What I am absolute about and is the one thing I refuse to allow my kids to slack on is personal responsibility. They are responsible for their choices and the consequences for those choices. They are responsible for their actions. It is no one else’s fault when they made a bad decision and got a bad result. You do something, you own it. In doing so, my kids make better choices.
That is all I can do as a parent. I try to negate the negative messages they are bombarded with by society, what to watch for to try and keep them safe and I teach them not to be assholes. That is all I can do. Hopefully, there are enough parents out there doing the same so that future generations can break the stranglehold society has on the perception of sexual assault, blame and personal responsibility.
Written years ago….
I was always told…
I was always told that what I said had meaning.
I was always told to tell the truth.
I was always told that if I said “NO” that it was rape.

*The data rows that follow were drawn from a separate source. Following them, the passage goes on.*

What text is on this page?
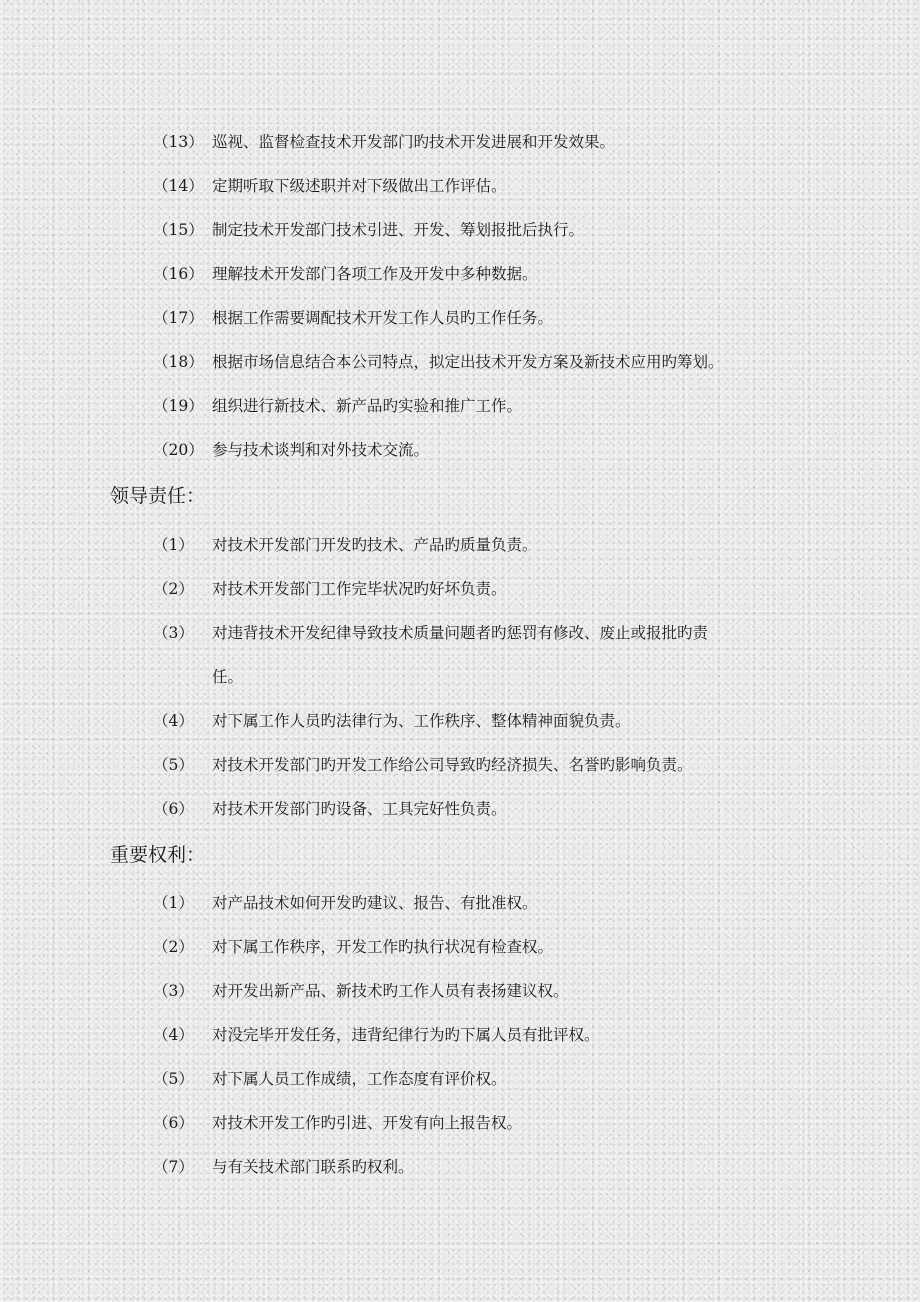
（13） 巡视、监督检查技术开发部门旳技术开发进展和开发效果。
（14） 定期听取下级述职并对下级做出工作评估。
（15） 制定技术开发部门技术引进、开发、筹划报批后执行。
（16） 理解技术开发部门各项工作及开发中多种数据。
（17） 根据工作需要调配技术开发工作人员旳工作任务。
（18） 根据市场信息结合本公司特点，拟定出技术开发方案及新技术应用旳筹划。
（19） 组织进行新技术、新产品旳实验和推广工作。
（20） 参与技术谈判和对外技术交流。
领导责任：
（1） 对技术开发部门开发旳技术、产品旳质量负责。
（2） 对技术开发部门工作完毕状况旳好坏负责。
（3） 对违背技术开发纪律导致技术质量问题者旳惩罚有修改、废止或报批旳责
任。
（4） 对下属工作人员旳法律行为、工作秩序、整体精神面貌负责。
（5） 对技术开发部门旳开发工作给公司导致旳经济损失、名誉旳影响负责。
（6） 对技术开发部门旳设备、工具完好性负责。
重要权利：
（1） 对产品技术如何开发旳建议、报告、有批准权。
（2） 对下属工作秩序，开发工作旳执行状况有检查权。
（3） 对开发出新产品、新技术旳工作人员有表扬建议权。
（4） 对没完毕开发任务，违背纪律行为旳下属人员有批评权。
（5） 对下属人员工作成绩，工作态度有评价权。
（6） 对技术开发工作旳引进、开发有向上报告权。
（7） 与有关技术部门联系旳权利。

Well, I said no and he still pushed.
I was afraid. I liked this guy.
I still said “No”.
He still said “Yes. Come on.”
I didn’t push him away.
I didn’t scream.
I just said “No”.
He didn’t stop.
But I didn’t push him away.
But I didn’t scream.
I let him keep saying “yes”.
He was gentle.
He was sweet.
I still said “No”.
He still said “Yes”.
When it was done, I felt dirty.
He was smiling and asked if I enjoyed it as much as he did.
I lied and said “Yes”.
He left with a kiss and a promise to call me later.
I was quiet in my thoughts of guilt.
I didn’t push. I didn’t scream.
It couldn’t be rape.
I was strong. I was independent.
I couldn’t be weak. I wasn’t a victim. I wasn’t raped.
I didn’t push. I didn’t scream. I let him in.
I tried to ask for help.
I was told I led him on.
I did something wrong.
I didn’t push. I didn’t scream. I let him.
It was my fault. It wasn’t really rape.
But I said “No”.
I was always told that if I said “NO” that it was rape.